The main site related to the pilgrimage was the Basilica of St. Sernin — that 900 year old cathedral that I mentioned in my last post. The inside of the cathedral was breathtaking! Reliquaries lined the back part of the church and each one was covered in gold and ornately decorated. To think that some of the figures, let alone the actual structure, have existed for hundreds of years is just mind-blowing. Oddly, the beauty and history that is wrapped up in the ancient building seems to fade as soon as you step out the door. Cars and motorcyclists whiz past the tourists just trying to hold onto their cameras, further in the city the main tower of the cathedral is not visible, and modern stores like McDonalds, Claire's jewelry, and H&M are everywhere. I couldn't help feeling rather disappointed with this seeming lack of care the local people non-chalantly walking past on their cell phones show toward such an important historical structure. However, the more I thought about it, the more I began to accept that this is not the case at all. I think the cathedral and the surrounding historical buildings are still just as important as they were 900 years ago, its just that modernity, growth, and time have drawn the attention away from the initial awe, that we as tourists feel, when approaching the church. As a historian, it's difficult to admit that such a phenomenon is okay. It's not quite a "one man's junk is another man's treasure" situation going on here, but rather a "I've seen it, I live here, I need to check my email" sort of situation. Such attitudes make it difficult to imagine what pilgrims would have seen and experienced hundreds of years ago, but I think it is truly amazing that such a grand structure has withstood the encroaching waves of modernity over time. The Basilica of St. Sernin was a truly remarkable place to visit and I feel so very lucky to have had the chance to gaze at its beauty.

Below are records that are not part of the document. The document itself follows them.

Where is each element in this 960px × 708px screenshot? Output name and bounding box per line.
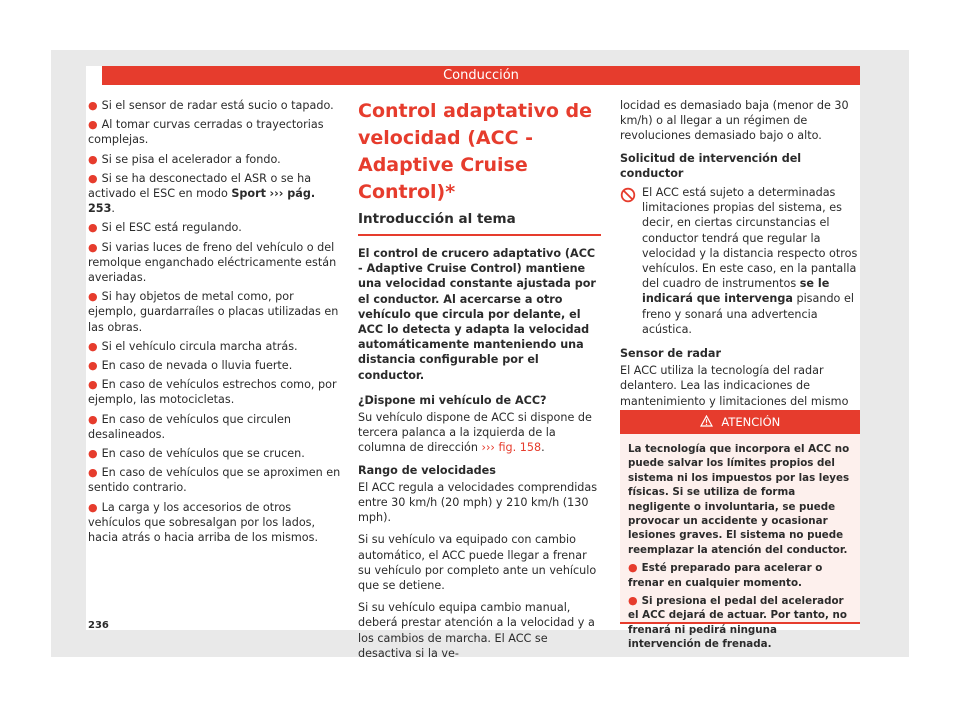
section-header: Conducción xyxy=(102,66,860,85)
bullet-icon: ● xyxy=(88,118,98,132)
radar-paragraph: El ACC utiliza la tecnología del radar delantero. Lea las indicaciones de mantenimiento y limitaciones del mismo xyxy=(620,363,862,424)
note-text: El ACC está sujeto a determinadas limitaciones propias del sistema, es decir, en ciertas circunstancias el conductor tendrá que regular la velocidad y la distancia respecto otros vehículos. En este caso, en la pantalla del cuadro de instrumentos se le indicará que intervenga pisando el freno y sonará una advertencia acústica. xyxy=(642,186,858,336)
list-item: ● Si varias luces de freno del vehículo o del remolque enganchado eléctricamente están averiadas. xyxy=(88,240,337,285)
bullet-icon: ● xyxy=(88,290,98,304)
warning-item: ● Si presiona el pedal del acelerador el ACC dejará de actuar. Por tanto, no frenará ni pedirá ninguna intervención de frenada. xyxy=(628,594,847,651)
list-item: ● La carga y los accesorios de otros vehículos que sobresalgan por los lados, hacia atrás o hacia arriba de los mismos. xyxy=(88,500,319,545)
page-number: 236 xyxy=(88,620,109,631)
note-block xyxy=(620,185,862,337)
bullet-icon: ● xyxy=(628,561,638,575)
bullet-icon: ● xyxy=(88,466,98,480)
bullet-icon: ● xyxy=(88,221,98,235)
bullet-icon: ● xyxy=(88,240,98,254)
continued-paragraph: locidad es demasiado baja (menor de 30 km/h) o al llegar a un régimen de revoluciones demasiado bajo o alto. xyxy=(620,99,849,143)
list-item: ● En caso de nevada o lluvia fuerte. xyxy=(88,359,293,373)
figure-reference-link[interactable]: ››› fig. 158 xyxy=(481,441,542,455)
warning-title: ATENCIÓN xyxy=(721,415,781,429)
bullet-icon: ● xyxy=(88,171,98,185)
warning-header xyxy=(620,410,860,434)
list-item: ● Si se pisa el acelerador a fondo. xyxy=(88,152,281,166)
bullet-icon: ● xyxy=(88,339,98,353)
list-item: ● En caso de vehículos que se crucen. xyxy=(88,447,305,461)
bullet-icon: ● xyxy=(88,500,98,514)
middle-column xyxy=(358,98,601,668)
left-column xyxy=(88,98,342,549)
list-item: ● En caso de vehículos que circulen desalineados. xyxy=(88,412,291,441)
section-title: Control adaptativo de velocidad (ACC - Adaptive Cruise Control)* xyxy=(358,100,593,203)
list-item: ● En caso de vehículos estrechos como, por ejemplo, las motocicletas. xyxy=(88,378,337,407)
right-column xyxy=(620,98,862,431)
prohibited-icon xyxy=(620,185,642,337)
warning-body xyxy=(620,434,860,664)
question-paragraph: Su vehículo dispone de ACC si dispone de tercera palanca a la izquierda de la columna de dirección ››› fig. 158. xyxy=(358,411,592,455)
question-heading: ¿Dispone mi vehículo de ACC? xyxy=(358,393,547,407)
warning-intro: La tecnología que incorpora el ACC no puede salvar los límites propios del sistema ni los impuestos por las leyes físicas. Si se utiliza de forma negligente o involuntaria, se puede provocar un accidente y ocasionar lesiones graves. El sistema no puede reemplazar la atención del conductor. xyxy=(628,443,850,556)
bullet-icon: ● xyxy=(88,359,98,373)
range-paragraph: El ACC regula a velocidades comprendidas entre 30 km/h (20 mph) y 210 km/h (130 mph). xyxy=(358,480,598,525)
warning-box xyxy=(620,410,860,651)
list-item: ● Al tomar curvas cerradas o trayectorias complejas. xyxy=(88,118,324,147)
warning-item: ● Esté preparado para acelerar o frenar en cualquier momento. xyxy=(628,561,823,589)
list-item: ● Si el vehículo circula marcha atrás. xyxy=(88,339,298,353)
bullet-icon: ● xyxy=(88,412,98,426)
list-item: ● Si el sensor de radar está sucio o tapado. xyxy=(88,99,334,112)
bullet-icon: ● xyxy=(88,378,98,392)
manual-paragraph: Si su vehículo equipa cambio manual, deberá prestar atención a la velocidad y a los cambios de marcha. El ACC se desactiva si la ve- xyxy=(358,601,595,660)
range-heading: Rango de velocidades xyxy=(358,463,496,477)
list-item: ● Si se ha desconectado el ASR o se ha activado el ESC en modo Sport ››› pág. 253. xyxy=(88,171,316,216)
intro-paragraph: El control de crucero adaptativo (ACC - Adaptive Cruise Control) mantiene una velocidad constante ajustada por el conductor. Al acercarse a otro vehículo que circula por delante, el ACC lo detecta y adapta la velocidad automáticamente manteniendo una distancia configurable por el conductor. xyxy=(358,247,596,382)
bullet-icon: ● xyxy=(88,447,98,461)
list-item: ● Si hay objetos de metal como, por ejemplo, guardarraíles o placas utilizadas en las obras. xyxy=(88,290,339,334)
radar-heading: Sensor de radar xyxy=(620,347,721,361)
automatic-paragraph: Si su vehículo va equipado con cambio automático, el ACC puede llegar a frenar su vehículo por completo ante un vehículo que se detiene. xyxy=(358,533,597,593)
page-reference-link[interactable]: ››› pág. 253 xyxy=(88,187,316,216)
bullet-icon: ● xyxy=(628,594,638,608)
warning-triangle-icon xyxy=(700,415,713,429)
bullet-icon: ● xyxy=(88,152,98,166)
list-item: ● Si el ESC está regulando. xyxy=(88,221,242,235)
request-heading: Solicitud de intervención del conductor xyxy=(620,151,802,180)
list-item: ● En caso de vehículos que se aproximen en sentido contrario. xyxy=(88,466,341,495)
subsection-title: Introducción al tema xyxy=(358,210,601,236)
bullet-icon: ● xyxy=(88,99,98,112)
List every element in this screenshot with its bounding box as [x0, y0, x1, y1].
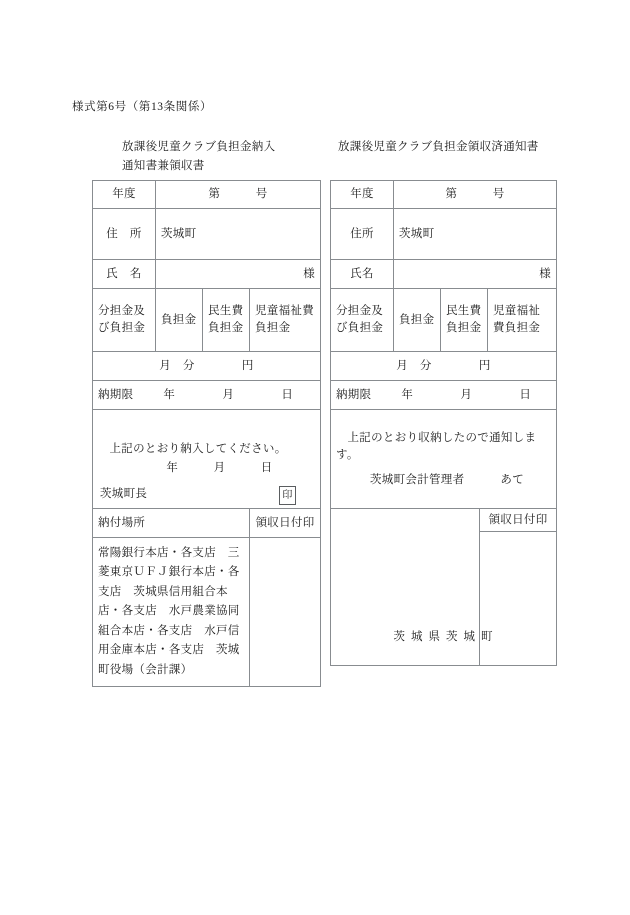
- charge-col1-label: 負担金: [156, 289, 203, 352]
- month-amount-cell[interactable]: 月 分 円: [93, 352, 321, 381]
- table-row-address: [93, 209, 321, 260]
- receipt-stamp-label: 領収日付印: [480, 509, 556, 532]
- table-row-address: [331, 209, 557, 260]
- seal-icon: 印: [279, 486, 296, 505]
- charge-col3-label: 児童福祉費負担金: [488, 289, 557, 352]
- name-label: 氏名: [331, 260, 394, 289]
- table-row-year: [93, 181, 321, 209]
- table-row-banks: [93, 538, 321, 687]
- table-row-name: [93, 260, 321, 289]
- left-form-title: [122, 138, 275, 176]
- address-label: 住所: [331, 209, 394, 260]
- name-label: 氏 名: [93, 260, 156, 289]
- form-number-label: 様式第6号（第13条関係）: [72, 101, 213, 113]
- accounting-manager-line: [336, 472, 551, 489]
- table-row-month-amount: [331, 352, 557, 381]
- table-row-payment-place-header: [93, 509, 321, 538]
- notice-cell: [93, 410, 321, 509]
- receipt-stamp-label: 領収日付印: [250, 509, 321, 538]
- addressee-label: あて: [500, 473, 525, 486]
- bottom-caption: 茨城県茨城町: [393, 631, 499, 643]
- deadline-cell[interactable]: [331, 381, 557, 410]
- bank-list: 常陽銀行本店・各支店 三菱東京ＵＦＪ銀行本店・各支店 茨城県信用組合本店・各支店 水戸農業協同組合本店・各支店 水戸信用金庫本店・各支店 茨城町役場（会計課）: [93, 538, 250, 687]
- deadline-date: 年 月 日: [163, 388, 294, 401]
- right-form-title-line1: 放課後児童クラブ負担金領収済通知書: [338, 141, 539, 153]
- table-row-month-amount: [93, 352, 321, 381]
- address-value-cell[interactable]: [394, 209, 557, 260]
- name-value-cell[interactable]: 様: [156, 260, 321, 289]
- number-label: 第 号: [156, 181, 321, 209]
- left-form-title-line2: 通知書兼領収書: [122, 160, 205, 172]
- notice-date[interactable]: 年 月 日: [166, 462, 273, 474]
- table-row-notice: [331, 410, 557, 509]
- signer-name: 茨城町会計管理者: [370, 473, 465, 486]
- payment-place-label: 納付場所: [93, 509, 250, 538]
- number-label: 第 号: [394, 181, 557, 209]
- charge-col2-label: 民生費負担金: [441, 289, 488, 352]
- address-value-cell[interactable]: [156, 209, 321, 260]
- table-row-notice: [93, 410, 321, 509]
- deadline-label: 納期限: [336, 388, 372, 401]
- address-value: 茨城町: [161, 227, 197, 240]
- notice-text: 上記のとおり納入してください。: [109, 443, 287, 455]
- table-row-deadline: [331, 381, 557, 410]
- table-row-deadline: [93, 381, 321, 410]
- year-label: 年度: [93, 181, 156, 209]
- receipt-notice-table: [330, 180, 557, 666]
- address-label: 住 所: [93, 209, 156, 260]
- table-row-charge-headers: [93, 289, 321, 352]
- table-row-charge-headers: [331, 289, 557, 352]
- left-form-title-line1: 放課後児童クラブ負担金納入: [122, 141, 276, 153]
- charge-col3-label: 児童福祉費負担金: [250, 289, 321, 352]
- name-value-cell[interactable]: 様: [394, 260, 557, 289]
- signer-name: 茨城町長: [100, 488, 148, 500]
- month-amount-cell[interactable]: 月 分 円: [331, 352, 557, 381]
- deadline-label: 納期限: [98, 388, 134, 401]
- table-row-year: [331, 181, 557, 209]
- charge-col2-label: 民生費負担金: [203, 289, 250, 352]
- table-row-name: [331, 260, 557, 289]
- charge-col1-label: 負担金: [394, 289, 441, 352]
- notice-text: 上記のとおり収納したので通知します。: [336, 431, 537, 461]
- notice-cell: [331, 410, 557, 509]
- charge-label: 分担金及び負担金: [93, 289, 156, 352]
- payment-notice-table: [92, 180, 321, 687]
- address-value: 茨城町: [399, 227, 435, 240]
- deadline-date: 年 月 日: [401, 388, 532, 401]
- charge-label: 分担金及び負担金: [331, 289, 394, 352]
- right-form-title: [338, 138, 539, 157]
- receipt-stamp-area[interactable]: [250, 538, 321, 687]
- year-label: 年度: [331, 181, 394, 209]
- deadline-cell[interactable]: [93, 381, 321, 410]
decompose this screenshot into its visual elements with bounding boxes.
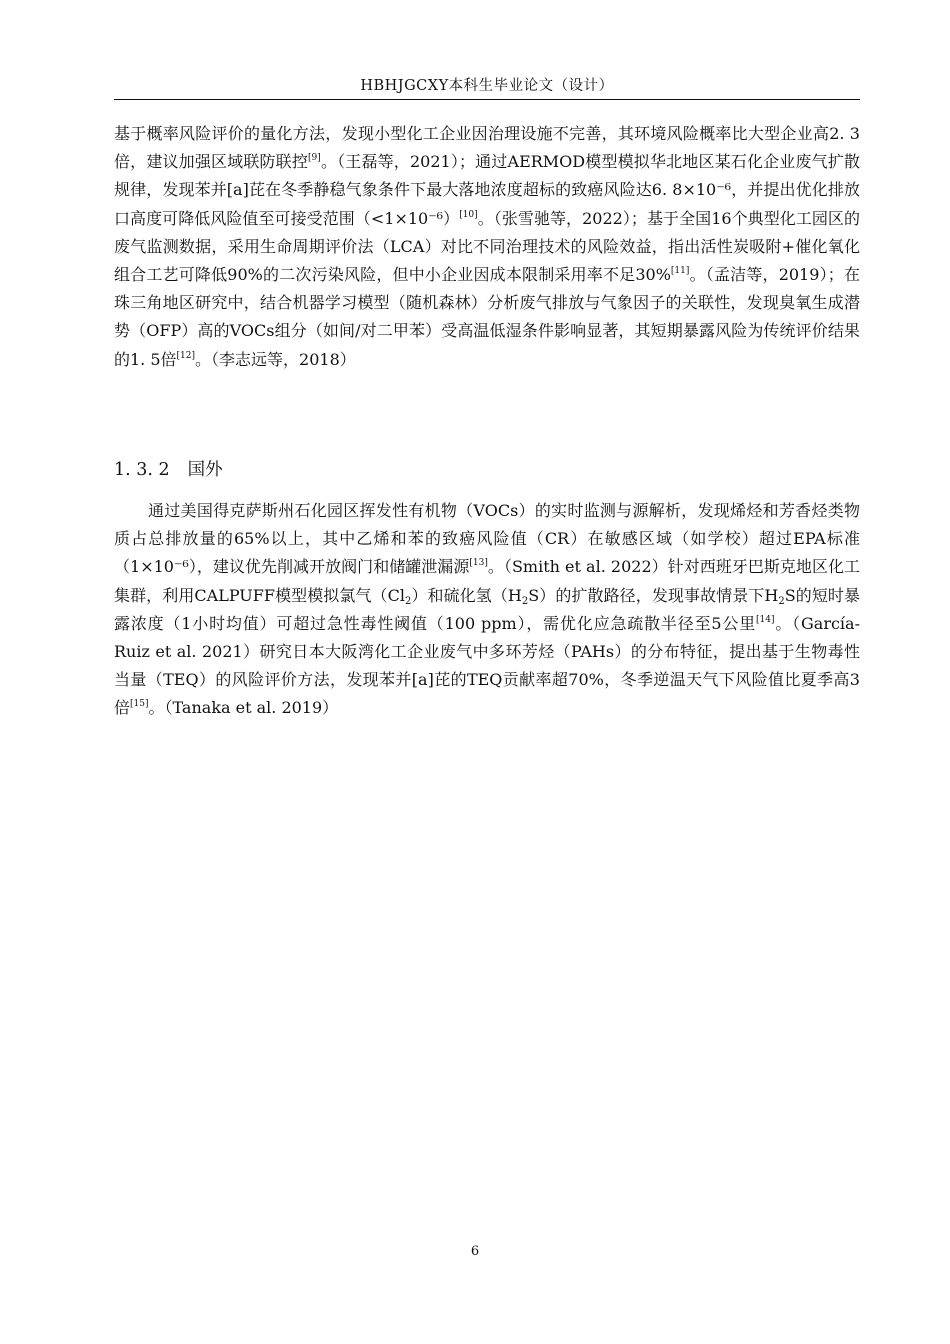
citation-ref: [12] xyxy=(176,350,196,361)
citation-ref: [9] xyxy=(308,153,321,164)
text-segment: 。（Smith et al. 2022）针对西班牙巴斯克地区化工集群，利用CALPUFF模型模拟氯气（Cl xyxy=(114,557,860,605)
text-segment: 。（Tanaka et al. 2019） xyxy=(148,698,339,718)
text-segment: S）的扩散路径，发现事故情景下H xyxy=(528,585,779,605)
subscript: 2 xyxy=(521,595,529,607)
section-heading xyxy=(114,456,223,481)
text-segment: 。（García-Ruiz et al. 2021）研究日本大阪湾化工企业废气中多环芳烃（PAHs）的分布特征，提出基于生物毒性当量（TEQ）的风险评价方法，发现苯并[a]芘的TEQ贡献率超70%，冬季逆温天气下风险值比夏季高3倍 xyxy=(114,613,860,718)
paragraph-foreign-review xyxy=(114,497,860,723)
citation-ref: [15] xyxy=(130,699,149,710)
paragraph-domestic-review xyxy=(114,120,860,374)
text-segment: 。（孟洁等，2019）；在珠三角地区研究中，结合机器学习模型（随机森林）分析废气排放与气象因子的关联性，发现臭氧生成潜势（OFP）高的VOCs组分（如间/对二甲苯）受高温低湿条件影响显著，其短期暴露风险为传统评价结果的1. 5倍 xyxy=(114,265,860,369)
text-segment: 通过美国得克萨斯州石化园区挥发性有机物（VOCs）的实时监测与源解析，发现烯烃和芳香烃类物质占总排放量的65%以上，其中乙烯和苯的致癌风险值（CR）在敏感区域（如学校）超过EPA标准（1×10⁻⁶），建议优先削减开放阀门和储罐泄漏源 xyxy=(114,501,860,577)
text-segment: 。（王磊等，2021）；通过AERMOD模型模拟华北地区某石化企业废气扩散规律，发现苯并[a]芘在冬季静稳气象条件下最大落地浓度超标的致癌风险达6. 8×10⁻⁶，并提出优化排放口高度可降低风险值至可接受范围（<1×10⁻⁶） xyxy=(114,152,860,228)
text-segment: 。（李志远等，2018） xyxy=(195,349,356,369)
citation-ref: [11] xyxy=(670,266,690,277)
text-segment: 基于概率风险评价的量化方法，发现小型化工企业因治理设施不完善，其环境风险概率比大型企业高2. 3倍，建议加强区域联防联控 xyxy=(114,124,860,172)
citation-ref: [10] xyxy=(459,209,478,220)
citation-ref: [14] xyxy=(756,614,775,625)
section-number: 1. 3. 2 xyxy=(114,460,170,480)
header-rule xyxy=(114,99,860,100)
text-segment: 。（张雪驰等，2022）；基于全国16个典型化工园区的废气监测数据，采用生命周期评价法（LCA）对比不同治理技术的风险效益，指出活性炭吸附+催化氧化组合工艺可降低90%的二次污染风险，但中小企业因成本限制采用率不足30% xyxy=(114,208,860,285)
subscript: 2 xyxy=(404,595,412,607)
subscript: 2 xyxy=(778,595,785,607)
citation-ref: [13] xyxy=(469,558,488,569)
page-number: 6 xyxy=(470,1244,480,1259)
section-title: 国外 xyxy=(187,460,223,480)
text-segment: ）和硫化氢（H xyxy=(411,585,522,605)
text-segment: S的短时暴露浓度（1小时均值）可超过急性毒性阈值（100 ppm），需优化应急疏散半径至5公里 xyxy=(114,585,860,633)
page-header: HBHJGCXY本科生毕业论文（设计） xyxy=(360,78,614,94)
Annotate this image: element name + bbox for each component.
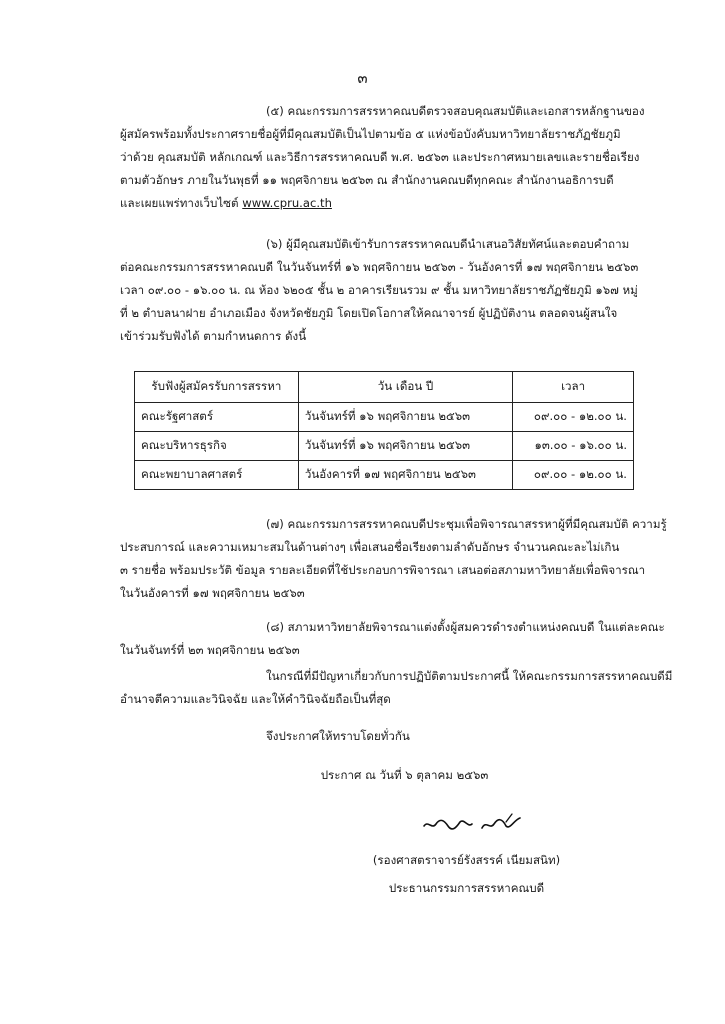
header-date: วัน เดือน ปี — [298, 372, 512, 403]
page-number: ๓ — [357, 69, 368, 87]
paragraph-line: ประสบการณ์ และความเหมาะสมในด้านต่างๆ เพื่อเสนอชื่อเรียงตามลำดับอักษร จำนวนคณะละไม่เกิน — [120, 540, 620, 554]
paragraph-line: (๘) สภามหาวิทยาลัยพิจารณาแต่งตั้งผู้สมควรดำรงตำแหน่งคณบดี ในแต่ละคณะ — [266, 620, 665, 634]
header-candidate: รับฟังผู้สมัครรับการสรรหา — [135, 372, 299, 403]
cell-date: วันจันทร์ที่ ๑๖ พฤศจิกายน ๒๕๖๓ — [298, 432, 512, 461]
paragraph-line: (๕) คณะกรรมการสรรหาคณบดีตรวจสอบคุณสมบัติและเอกสารหลักฐานของ — [266, 104, 645, 118]
paragraph-line: เข้าร่วมรับฟังได้ ตามกำหนดการ ดังนี้ — [120, 329, 307, 343]
closing-line: จึงประกาศให้ทราบโดยทั่วกัน — [266, 729, 410, 743]
paragraph-line-last — [120, 192, 640, 215]
paragraph-line: ผู้สมัครพร้อมทั้งประกาศรายชื่อผู้ที่มีคุณสมบัติเป็นไปตามข้อ ๕ แห่งข้อบังคับมหาวิทยาลัยราชภัฏชัยภูมิ — [120, 127, 621, 141]
paragraph-line: (๖) ผู้มีคุณสมบัติเข้ารับการสรรหาคณบดีนำเสนอวิสัยทัศน์และตอบคำถาม — [266, 237, 630, 251]
signer-title: ประธานกรรมการสรรหาคณบดี — [388, 881, 545, 895]
paragraph-line: ในวันจันทร์ที่ ๒๓ พฤศจิกายน ๒๕๖๓ — [120, 643, 300, 657]
paragraph-line: อำนาจตีความและวินิจฉัย และให้คำวินิจฉัยถือเป็นที่สุด — [120, 692, 391, 706]
cell-faculty: คณะพยาบาลศาสตร์ — [135, 461, 299, 490]
announce-date: ประกาศ ณ วันที่ ๖ ตุลาคม ๒๕๖๓ — [320, 768, 489, 782]
table-row — [135, 403, 634, 432]
table-row — [135, 461, 634, 490]
paragraph-line: ในกรณีที่มีปัญหาเกี่ยวกับการปฏิบัติตามประกาศนี้ ให้คณะกรรมการสรรหาคณบดีมี — [266, 669, 673, 683]
cell-time: ๑๓.๐๐ - ๑๖.๐๐ น. — [513, 432, 634, 461]
closing-statement — [120, 725, 640, 748]
website-prefix: และเผยแพร่ทางเว็บไซต์ — [120, 196, 243, 210]
paragraph-line: เวลา ๐๙.๐๐ - ๑๖.๐๐ น. ณ ห้อง ๖๒๐๕ ชั้น ๒ อาคารเรียนรวม ๙ ชั้น มหาวิทยาลัยราชภัฏชัยภูมิ ๑๖๗ หมู่ — [120, 283, 638, 297]
schedule-table — [134, 371, 634, 490]
paragraph-5 — [120, 100, 645, 215]
signer-name: (รองศาสตราจารย์รังสรรค์ เนียมสนิท) — [372, 853, 561, 867]
paragraph-line: ตามตัวอักษร ภายในวันพุธที่ ๑๑ พฤศจิกายน ๒๕๖๓ ณ สำนักงานคณบดีทุกคณะ สำนักงานอธิการบดี — [120, 173, 614, 187]
paragraph-line: ในวันอังคารที่ ๑๗ พฤศจิกายน ๒๕๖๓ — [120, 586, 305, 600]
cell-time: ๐๙.๐๐ - ๑๒.๐๐ น. — [513, 403, 634, 432]
paragraph-line: ที่ ๒ ตำบลนาฝาย อำเภอเมือง จังหวัดชัยภูมิ โดยเปิดโอกาสให้คณาจารย์ ผู้ปฏิบัติงาน ตลอดจนผู้สนใจ — [120, 306, 618, 320]
paragraph-line: (๗) คณะกรรมการสรรหาคณบดีประชุมเพื่อพิจารณาสรรหาผู้ที่มีคุณสมบัติ ความรู้ — [266, 517, 667, 531]
paragraph-line: ว่าด้วย คุณสมบัติ หลักเกณฑ์ และวิธีการสรรหาคณบดี พ.ศ. ๒๕๖๓ และประกาศหมายเลขและรายชื่อเรียง — [120, 150, 640, 164]
cell-time: ๐๙.๐๐ - ๑๒.๐๐ น. — [513, 461, 634, 490]
cell-faculty: คณะบริหารธุรกิจ — [135, 432, 299, 461]
table-header-row — [135, 372, 634, 403]
cell-date: วันอังคารที่ ๑๗ พฤศจิกายน ๒๕๖๓ — [298, 461, 512, 490]
header-time: เวลา — [513, 372, 634, 403]
paragraph-9 — [120, 665, 673, 711]
table-row — [135, 432, 634, 461]
cell-date: วันจันทร์ที่ ๑๖ พฤศจิกายน ๒๕๖๓ — [298, 403, 512, 432]
paragraph-line: ๓ รายชื่อ พร้อมประวัติ ข้อมูล รายละเอียดที่ใช้ประกอบการพิจารณา เสนอต่อสภามหาวิทยาลัยเพื่อพิจารณา — [120, 563, 646, 577]
paragraph-7 — [120, 513, 667, 605]
website-link[interactable]: www.cpru.ac.th — [242, 196, 332, 210]
paragraph-6 — [120, 233, 640, 348]
paragraph-8 — [120, 616, 665, 662]
signature-image — [420, 808, 540, 838]
cell-faculty: คณะรัฐศาสตร์ — [135, 403, 299, 432]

Similiar observations can be said about the cathedral at Auch. I thought St. Sernin was big. Well, Auch was much, much bigger than St. Sernin. The 16th century stained glass windows were one of the most interesting characteristics of the entire cathedral. Each of the 18 sets of windows depicted hundreds of images that had significant symbolism — saints, disciples, Jesus, cherubs, and other religious figures. They were so detailed and so well preserved, they looked as if they had been created just yesterday using high-tech graphic technology.  The other impressive feature of this cathedral was the choir. Each of the hand-carved choir stalls were unique in their depictions of saints, disciples, religious figures, etc., no other stall was the same. These weren't your grandfather's whittling pieces either, these were ornate masterpieces, some no bigger than my pinky finger. The details were so intricate that it was difficult to process them all and make sense of it. To think that someone actually sat there hundreds of years ago thinking about how this would look and exactly who they wanted to depict is just baffling. The artwork in the choir stalls at Auch Cathedral will forever be a fond memory. Perhaps the pictures I took there will serve as a nice screen saver on my laptop!

That's all for now. Tonight we are in Lourdes, and the next posting will cover today's adventures.